Some of my favorite music is the result of experimental musicians deciding to explore pop songwriting. There’s something irresistible about the combination of traditional song craft filtered through the minds of more “forward-looking” composers. This music often subverts tonality/structure while rendering the abstract accessible when framed within a new context. It’s for this reason that I constantly return to the works of Jim O’Rourke, C.S. Yeh, John Cale, Blue “Gene” Tyranny,” Julia Holter, Richard Youngs, and other like-minded artists who recognize the potential for both pop and experimental music to grow with tasteful cross-genre pollination.
In recent months, Joseph Raglani has posted several tracks to his SoundCloud that clearly show his craft moving further into a pop territory while still incorporating or acknowledging his status as a synth guru on Editions Mego. Of course, Raglani is no stranger to dabbling in pop music, given tracks like his slice of robo-pop bliss “The Exploded View” (from last year’s Real Colors of the Physical World) and the frequent song-like structures that even his most sprawling works take. However, these newer tunes have progressed into full on forays into folk/pop music. First, there was Raglani’s gloriously fractured electronics and voice take on Big Star’s “I’m in Love with a Girl,” then the Richard Youngs-esque “I Can Only See Your Face,” and then the spare folk tune “Three Days A Week.” With each one of these tracks, there’s been less and less reliance on the electronic elements that permeate the composer’s most well-known works, but there’s always been an element that’s indicative of his world in some form or another.

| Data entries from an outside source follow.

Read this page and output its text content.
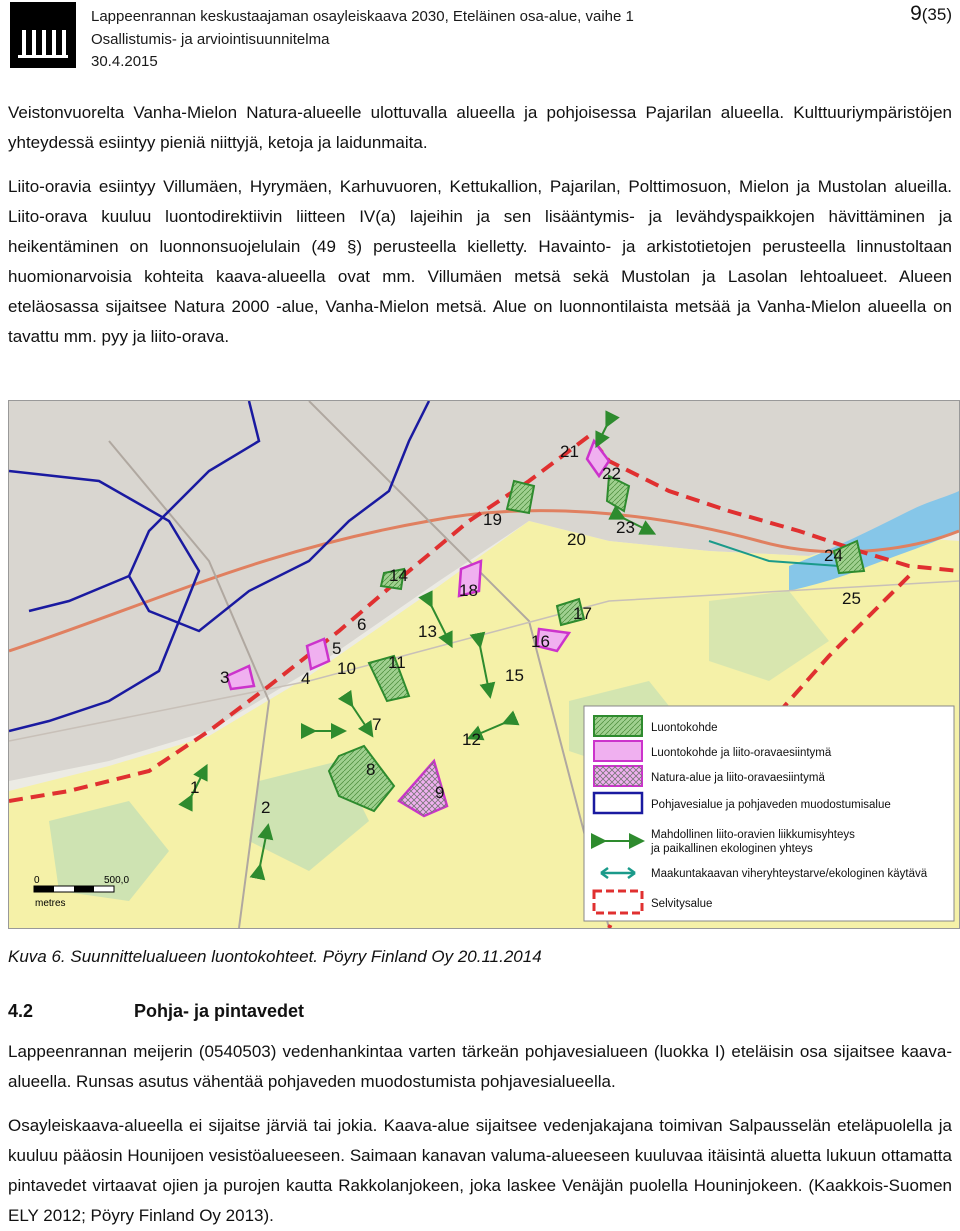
Lappeenrannan keskustaajaman osayleiskaava 2030, Eteläinen osa-alue, vaihe 1
Osallistumis- ja arviointisuunnitelma
30.4.2015
9(35)
Veistonvuorelta Vanha-Mielon Natura-alueelle ulottuvalla alueella ja pohjoisessa Pajarilan alueella. Kulttuuriympäristöjen yhteydessä esiintyy pieniä niittyjä, ketoja ja laidunmaita.
Liito-oravia esiintyy Villumäen, Hyrymäen, Karhuvuoren, Kettukallion, Pajarilan, Polttimosuon, Mielon ja Mustolan alueilla. Liito-orava kuuluu luontodirektiivin liitteen IV(a) lajeihin ja sen lisääntymis- ja levähdyspaikkojen hävittäminen ja heikentäminen on luonnonsuojelulain (49 §) perusteella kielletty. Havainto- ja arkistotietojen perusteella linnustoltaan huomionarvoisia kohteita kaava-alueella ovat mm. Villumäen metsä sekä Mustolan ja Lasolan lehtoalueet. Alueen eteläosassa sijaitsee Natura 2000 -alue, Vanha-Mielon metsä. Alue on luonnontilaista metsää ja Vanha-Mielon alueella on tavattu mm. pyy ja liito-orava.
1
2
3	4
5
6
7
8
9
10 11
12
13
14
15
16
17
18
19
20
21
22
23
24
25
Luontokohde
Luontokohde ja liito-oravaesiintymä
Natura-alue ja liito-oravaesiintymä
Pohjavesialue ja pohjaveden muodostumisalue
Mahdollinen liito-oravien liikkumisyhteys
ja paikallinen ekologinen yhteys
Maakuntakaavan viheryhteystarve/ekologinen käytävä
Selvitysalue
0	500,0
metres
Kuva 6. Suunnittelualueen luontokohteet. Pöyry Finland Oy 20.11.2014
4.2	Pohja- ja pintavedet
Lappeenrannan meijerin (0540503) vedenhankintaa varten tärkeän pohjavesialueen (luokka I) eteläisin osa sijaitsee kaava-alueella. Runsas asutus vähentää pohjaveden muodostumista pohjavesialueella.
Osayleiskaava-alueella ei sijaitse järviä tai jokia. Kaava-alue sijaitsee vedenjakajana toimivan Salpausselän eteläpuolella ja kuuluu pääosin Hounijoen vesistöalueeseen. Saimaan kanavan valuma-alueeseen kuuluvaa itäisintä aluetta lukuun ottamatta pintavedet virtaavat ojien ja purojen kautta Rakkolanjokeen, joka laskee Venäjän puolella Houninjokeen. (Kaakkois-Suomen ELY 2012; Pöyry Finland Oy 2013).
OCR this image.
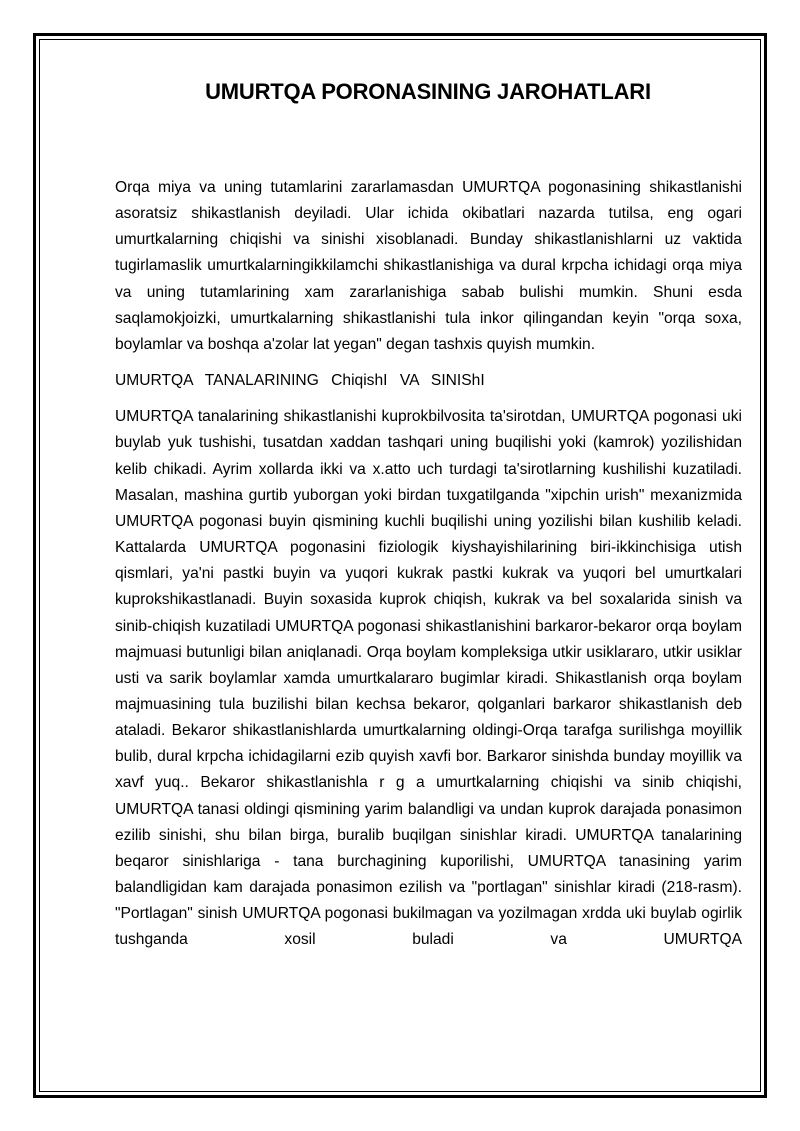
UMURTQA PORONASINING JAROHATLARI

Orqa miya va uning tutamlarini zararlamasdan UMURTQA pogonasining shikastlanishi asoratsiz shikastlanish deyiladi. Ular ichida okibatlari nazarda tutilsa, eng ogari umurtkalarning chiqishi va sinishi xisoblanadi. Bunday shikastlanishlarni uz vaktida tugirlamaslik umurtkalarningikkilamchi shikastlanishiga va dural krpcha ichidagi orqa miya va uning tutamlarining xam zararlanishiga sabab bulishi mumkin. Shuni esda saqlamokjoizki, umurtkalarning shikastlanishi tula inkor qilingandan keyin "orqa soxa, boylamlar va boshqa a'zolar lat yegan" degan tashxis quyish mumkin.

UMURTQA TANALARINING ChiqishI VA SINIShI

UMURTQA tanalarining shikastlanishi kuprokbilvosita ta'sirotdan, UMURTQA pogonasi uki buylab yuk tushishi, tusatdan xaddan tashqari uning buqilishi yoki (kamrok) yozilishidan kelib chikadi. Ayrim xollarda ikki va x.atto uch turdagi ta'sirotlarning kushilishi kuzatiladi. Masalan, mashina gurtib yuborgan yoki birdan tuxgatilganda "xipchin urish" mexanizmida UMURTQA pogonasi buyin qismining kuchli buqilishi uning yozilishi bilan kushilib keladi. Kattalarda UMURTQA pogonasini fiziologik kiyshayishilarining biri-ikkinchisiga utish qismlari, ya'ni pastki buyin va yuqori kukrak pastki kukrak va yuqori bel umurtkalari kuprokshikastlanadi. Buyin soxasida kuprok chiqish, kukrak va bel soxalarida sinish va sinib-chiqish kuzatiladi UMURTQA pogonasi shikastlanishini barkaror-bekaror orqa boylam majmuasi butunligi bilan aniqlanadi. Orqa boylam kompleksiga utkir usiklararo, utkir usiklar usti va sarik boylamlar xamda umurtkalararo bugimlar kiradi. Shikastlanish orqa boylam majmuasining tula buzilishi bilan kechsa bekaror, qolganlari barkaror shikastlanish deb ataladi. Bekaror shikastlanishlarda umurtkalarning oldingi-Orqa tarafga surilishga moyillik bulib, dural krpcha ichidagilarni ezib quyish xavfi bor. Barkaror sinishda bunday moyillik va xavf yuq.. Bekaror shikastlanishla r g a umurtkalarning chiqishi va sinib chiqishi, UMURTQA tanasi oldingi qismining yarim balandligi va undan kuprok darajada ponasimon ezilib sinishi, shu bilan birga, buralib buqilgan sinishlar kiradi. UMURTQA tanalarining beqaror sinishlariga - tana burchagining kuporilishi, UMURTQA tanasining yarim balandligidan kam darajada ponasimon ezilish va "portlagan" sinishlar kiradi (218-rasm). "Portlagan" sinish UMURTQA pogonasi bukilmagan va yozilmagan xrdda uki buylab ogirlik tushganda xosil buladi va UMURTQA
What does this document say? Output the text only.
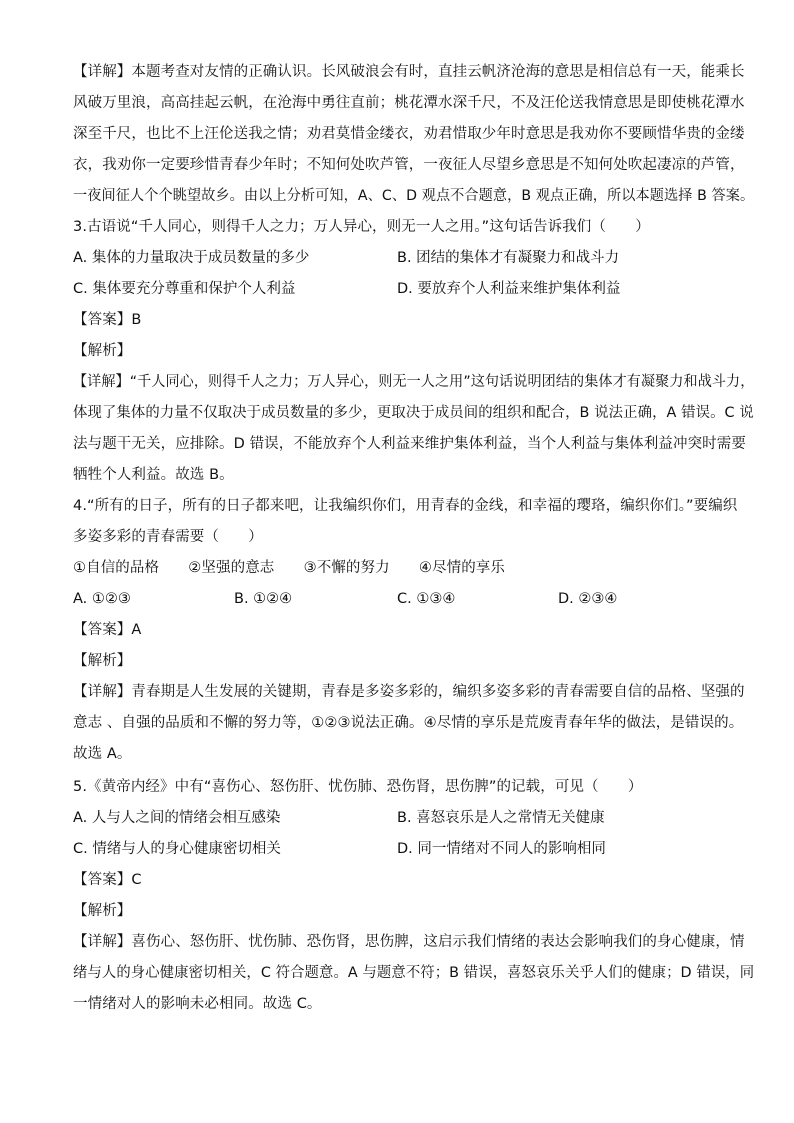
【详解】本题考查对友情的正确认识。长风破浪会有时，直挂云帆济沧海的意思是相信总有一天，能乘长
风破万里浪，高高挂起云帆，在沧海中勇往直前；桃花潭水深千尺，不及汪伦送我情意思是即使桃花潭水
深至千尺，也比不上汪伦送我之情；劝君莫惜金缕衣，劝君惜取少年时意思是我劝你不要顾惜华贵的金缕
衣，我劝你一定要珍惜青春少年时；不知何处吹芦管，一夜征人尽望乡意思是不知何处吹起凄凉的芦管，
一夜间征人个个眺望故乡。由以上分析可知，A、C、D 观点不合题意，B 观点正确，所以本题选择 B 答案。
3.古语说“千人同心，则得千人之力；万人异心，则无一人之用。”这句话告诉我们（　　）
A. 集体的力量取决于成员数量的多少	B. 团结的集体才有凝聚力和战斗力
C. 集体要充分尊重和保护个人利益	D. 要放弃个人利益来维护集体利益
【答案】B
【解析】
【详解】“千人同心，则得千人之力；万人异心，则无一人之用”这句话说明团结的集体才有凝聚力和战斗力，
体现了集体的力量不仅取决于成员数量的多少，更取决于成员间的组织和配合，B 说法正确，A 错误。C 说
法与题干无关，应排除。D 错误，不能放弃个人利益来维护集体利益，当个人利益与集体利益冲突时需要
牺牲个人利益。故选 B。
4.“所有的日子，所有的日子都来吧，让我编织你们，用青春的金线，和幸福的璎珞，编织你们。”要编织
多姿多彩的青春需要（　　）
①自信的品格　　②坚强的意志　　③不懈的努力　　④尽情的享乐
A. ①②③	B. ①②④	C. ①③④	D. ②③④
【答案】A
【解析】
【详解】青春期是人生发展的关键期，青春是多姿多彩的，编织多姿多彩的青春需要自信的品格、坚强的
意志 、自强的品质和不懈的努力等，①②③说法正确。④尽情的享乐是荒废青春年华的做法，是错误的。
故选 A。
5.《黄帝内经》中有“喜伤心、怒伤肝、忧伤肺、恐伤肾，思伤脾”的记载，可见（　　）
A. 人与人之间的情绪会相互感染	B. 喜怒哀乐是人之常情无关健康
C. 情绪与人的身心健康密切相关	D. 同一情绪对不同人的影响相同
【答案】C
【解析】
【详解】喜伤心、怒伤肝、忧伤肺、恐伤肾，思伤脾，这启示我们情绪的表达会影响我们的身心健康，情
绪与人的身心健康密切相关，C 符合题意。A 与题意不符；B 错误，喜怒哀乐关乎人们的健康；D 错误，同
一情绪对人的影响未必相同。故选 C。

“Start Over” is Raglani’s self-proclaimed attempt at “a Leonard Cohen thing,” and while there’s an element of that present, the tune is more reminiscent of fellow Cohen disciple Simon Joyner’s more recent work and the similarly pop/experimental mixing Leafcutter John. At first, “Start Over” may seem like a far cry from Raglani’s electronic world, with its gorgeous multi-tracked vocals, layered violas, and looping guitar figures, but listen closely and it becomes apparent that Raglani is using these elements the same way he uses synths. The arpeggiated guitar figures could just as easily be burbling synths; the violas could take the form of lush electronic pads; and “Start Over’s” chord progression is just as modal and beautiful as the harmonic language of Raglani’s experimentally-minded works. It’s always exciting to see artists transmogrify the structural/technical aspects of their craft into something that’s stylistically new, and Raglani’s forays into the folk/pop world have whet my appetite for a full-length of this stuff.